I saw similar questions related to this about the primes of the form $4k+3, 4k+1, \cdots$, but still I had some issues to ask.
To prove that there are infinitely many primes of the form $4k+3$, where $k$ is nonnegative integers, we can do that with proof by contradiction.
By Contradiction:
Let $m = 4q_1q_2\cdots q_n -1$, $m$ is of the form $4k+3$ because it's equivalent to $4k-1$. If we assume that primes $q_1, \cdots, q_n$ are primes of the form $4k+3$, which is equivalent to $4k-1$.
Let $m = 4q_1q_2\cdots q_n -1$, but this number is not of the form $4k+3$ as it's larger than all primes $q_1, \cdots, q_n$ of form $4k+3$. But since $m$ is not prime as it's not one of the primes of form $4k+3$, then we conclude that it's a multiple of primes.
None of the $q_i's$ of the form $4k+3$ divides $m$ as none divides $-1$, so we can conclude that $m$ needs to be the product of prime numbers of the form $4k+1$.
We have a contradiction that $m$ is of two forms $4k+1, 4k+3$.
Question: Why we concluded that since none of the $q_i's$ of the form $4k+3$ divides $m$ as none divides $-1$, so we can conclude that $m$ needs to be the product of prime numbers of the form $4k+1$? Why this form and not any other form specifically?
Best Answer
Rewriting this answer to make it constructive, as per @BillDubuque.
Let $S$ be a finite set of primes of the form $4k+3$. The following argument shows there is another such prime, not in $S$. It follows that there must be infinitely many such primes.
The product of two numbers of the form $4k+1$ is again of that form (easy to check).
There are only two kinds of odd primes when you work modulo $4$: some of the form $4k+1$, others of the form $4k+3$, since the numbers of the form $4k$ and $4k+2$ are even.

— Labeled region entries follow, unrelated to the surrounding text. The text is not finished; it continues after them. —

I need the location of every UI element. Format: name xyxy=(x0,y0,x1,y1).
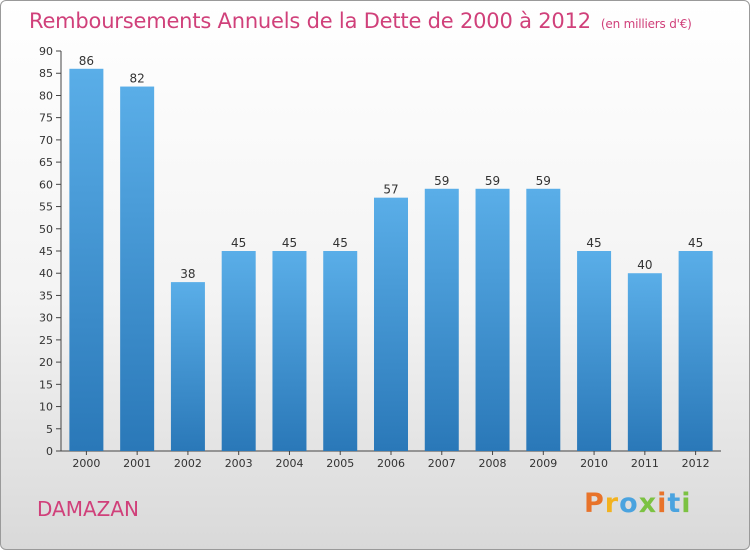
bar-value-label: 82 xyxy=(130,72,145,86)
bar-value-label: 38 xyxy=(180,267,195,281)
x-tick-label: 2009 xyxy=(529,457,557,470)
bar-value-label: 40 xyxy=(637,258,652,272)
y-tick-label: 50 xyxy=(39,223,53,236)
bar xyxy=(170,282,205,451)
bar xyxy=(627,273,662,451)
bar xyxy=(69,68,104,452)
bar xyxy=(120,86,155,452)
unit-note: (en milliers d'€) xyxy=(600,17,692,31)
bar xyxy=(323,251,358,451)
x-tick-label: 2000 xyxy=(72,457,100,470)
x-tick-label: 2001 xyxy=(123,457,151,470)
chart-title: Remboursements Annuels de la Dette de 20… xyxy=(29,9,692,33)
y-tick-label: 35 xyxy=(39,289,53,302)
bar xyxy=(678,251,713,451)
y-tick-label: 85 xyxy=(39,67,53,80)
x-tick-label: 2008 xyxy=(479,457,507,470)
logo-letter: t xyxy=(667,488,682,519)
bar-value-label: 59 xyxy=(485,174,500,188)
bar-value-label: 45 xyxy=(282,236,297,250)
bar-value-label: 86 xyxy=(79,54,94,68)
y-tick-label: 20 xyxy=(39,356,53,369)
x-tick-label: 2007 xyxy=(428,457,456,470)
x-tick-label: 2012 xyxy=(682,457,710,470)
chart-title-text: Remboursements Annuels de la Dette de 20… xyxy=(29,9,591,33)
bar-value-label: 45 xyxy=(586,236,601,250)
bar xyxy=(424,188,459,451)
x-tick-label: 2010 xyxy=(580,457,608,470)
bar xyxy=(221,251,256,451)
bar xyxy=(526,188,561,451)
bar xyxy=(374,197,408,451)
bar-value-label: 45 xyxy=(688,236,703,250)
x-tick-label: 2011 xyxy=(631,457,659,470)
logo-letter: P xyxy=(584,488,605,519)
bar xyxy=(475,188,510,451)
y-tick-label: 40 xyxy=(39,267,53,280)
y-tick-label: 90 xyxy=(39,45,53,58)
y-tick-label: 45 xyxy=(39,245,53,258)
y-tick-label: 70 xyxy=(39,134,53,147)
logo-letter: i xyxy=(657,488,668,519)
logo-letter: r xyxy=(604,488,620,519)
x-tick-label: 2003 xyxy=(225,457,253,470)
y-tick-label: 60 xyxy=(39,178,53,191)
x-tick-label: 2006 xyxy=(377,457,405,470)
logo-letter: o xyxy=(619,488,639,519)
x-tick-label: 2002 xyxy=(174,457,202,470)
y-tick-label: 30 xyxy=(39,312,53,325)
bar-value-label: 45 xyxy=(333,236,348,250)
logo-letter: i xyxy=(681,488,692,519)
y-tick-label: 55 xyxy=(39,201,53,214)
y-tick-label: 80 xyxy=(39,89,53,102)
bar-value-label: 57 xyxy=(383,183,398,197)
y-tick-label: 75 xyxy=(39,112,53,125)
y-tick-label: 15 xyxy=(39,378,53,391)
x-tick-label: 2005 xyxy=(326,457,354,470)
commune-name: DAMAZAN xyxy=(37,497,140,521)
y-tick-label: 0 xyxy=(46,445,53,458)
y-tick-label: 25 xyxy=(39,334,53,347)
y-tick-label: 65 xyxy=(39,156,53,169)
bar-value-label: 59 xyxy=(434,174,449,188)
bar-value-label: 45 xyxy=(231,236,246,250)
bar xyxy=(577,251,612,451)
bar-value-label: 59 xyxy=(536,174,551,188)
logo-letter: x xyxy=(638,488,658,519)
bar xyxy=(272,251,307,451)
x-tick-label: 2004 xyxy=(275,457,303,470)
proxiti-logo: Proxiti xyxy=(584,488,692,519)
y-tick-label: 5 xyxy=(46,423,53,436)
y-tick-label: 10 xyxy=(39,401,53,414)
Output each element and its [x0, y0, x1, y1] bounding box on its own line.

Let $Z$ be the product of all the primes in $S$ and let $m = 4Z+3$. Since when you divide $m$ by $4$ the remainder is $3$, $m$ cannot be the product only of primes of the form $4k+1$. It must have at least one prime factor of the form $4k+3$. Since none of the primes in $S$ divides $m$ you have found another prime of that form.
This kind of argument does not work to show that there are infinitely many primes of the form $4k+1$. That's true, but you have to work harder to show it.